Labor
Federal Judge Blocks Part of Davis-Bacon Update Rule Pending AGC Lawsuit

The lawsuit filed by the Associated General Contractors of America last November is challenging specific provisions included in the Dept. of Labor's final rule relating to the Davis-Bacon Act.
Photo by Michael Maddox/U.S. Army Corps of Engineers, Louisville District
A federal judge in Texas temporarily blocked some provisions of a rule the U.S. Dept. of Labor finalized last year expanding the Davis-Bacon Act, and signaled that the Associated General Contractors of America is likely to succeed in its lawsuit challenging parts of the rule.
AGC, along with its Texas chapter plus the Lubbock Chamber of Commerce and Amarillo,Texas-based contractor J. Lee Milligan Inc., filed the suit last November targeting parts of the rule that expand Davis-Bacon Act prevailing wage requirements on federally funded projects to truck drivers and material supplier employees in some cases. The rule took effect Oct. 23 with support from unions and criticism from some contractor groups.
U.S. District Court Judge Sam Cummings in Lubbock issued the injunction June 24, blocking Labor Dept. officials from enforcing three provisions of the rule challenged by the plaintiffs pending completion of the case.
Jeffrey Shoaf, CEO of AGC, said in a statement that the association’s concern is that the Labor Dept. “is expanding the scope of the rule well beyond what Congress ever intended.”
“This injunction restores the original intention of the Davis-Bacon Act,” Shoaf said.
In the injunction, Cummings wrote that the plaintiffs “are substantially likely to succeed on their claims” that the Labor Dept. lacks statutory authority to enforce the challenged provisions. He added that federal agencies “do violence to the Constitution when they attempt to unilaterally amend acts of Congress to suit their policy choices.”
The Labor Dept. has argued that the rule does not expand coverage of Davis-Bacon, but simply codifies existing policy while making some small adjustments. Officials have said the rule improves its ability to enforce Davis-Bacon Act labor standards more effectively and efficiently. Department representatives did not immediately respond to inquiries about the injunction.
Cummings found that the Labor Dept. is not at risk of suffering any financial lost from the injunction, while the plaintiffs have shown there is a substantial threat that the rule “will cause irreparable harm” to contractors because of uncertainty it creates in the bidding process, as well as added administrative expenses, the difficulty of ensuring compliance and the risk of debarment from federal contracting if a firm errs in following the requirements.

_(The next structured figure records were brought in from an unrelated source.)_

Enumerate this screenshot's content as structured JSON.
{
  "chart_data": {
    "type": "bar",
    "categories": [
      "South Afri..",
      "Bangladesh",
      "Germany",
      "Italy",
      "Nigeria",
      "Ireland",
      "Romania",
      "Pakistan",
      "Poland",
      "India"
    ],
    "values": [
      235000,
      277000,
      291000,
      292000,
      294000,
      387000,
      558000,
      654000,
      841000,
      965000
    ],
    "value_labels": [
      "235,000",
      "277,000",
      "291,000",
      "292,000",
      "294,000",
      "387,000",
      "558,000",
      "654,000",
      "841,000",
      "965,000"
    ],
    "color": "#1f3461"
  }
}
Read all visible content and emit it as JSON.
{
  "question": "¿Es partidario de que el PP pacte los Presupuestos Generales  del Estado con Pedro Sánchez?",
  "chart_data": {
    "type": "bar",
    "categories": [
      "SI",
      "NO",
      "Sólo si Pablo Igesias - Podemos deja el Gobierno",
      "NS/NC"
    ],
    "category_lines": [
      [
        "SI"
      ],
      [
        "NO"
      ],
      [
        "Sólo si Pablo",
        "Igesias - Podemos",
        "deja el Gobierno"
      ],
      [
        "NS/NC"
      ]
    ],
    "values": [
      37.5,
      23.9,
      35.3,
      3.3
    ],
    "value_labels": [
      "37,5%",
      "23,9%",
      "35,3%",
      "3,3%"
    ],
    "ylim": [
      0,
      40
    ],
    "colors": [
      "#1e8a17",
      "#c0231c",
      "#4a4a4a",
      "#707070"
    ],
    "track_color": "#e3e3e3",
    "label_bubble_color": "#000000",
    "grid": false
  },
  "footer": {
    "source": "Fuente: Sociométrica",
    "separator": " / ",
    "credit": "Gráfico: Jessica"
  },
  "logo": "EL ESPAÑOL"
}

The injunction does not block other sections of the rule, such as reverting to an earlier definition of “prevailing wage” that was changed during the Reagan administration, updating prevailing wage rates and providing more authority for state or local wage determinations in some cases.
However, the Associated Builders and Contractors is also separately suing the Labor Dept. to challenge the rule, saying it “unlawfully expands coverage of prevailing wage requirements onto new projects and industries and increases its regulatory burden on small construction contractors working on federally funded contracts.” That case in Eastern Texas U.S. District Court is ongoing.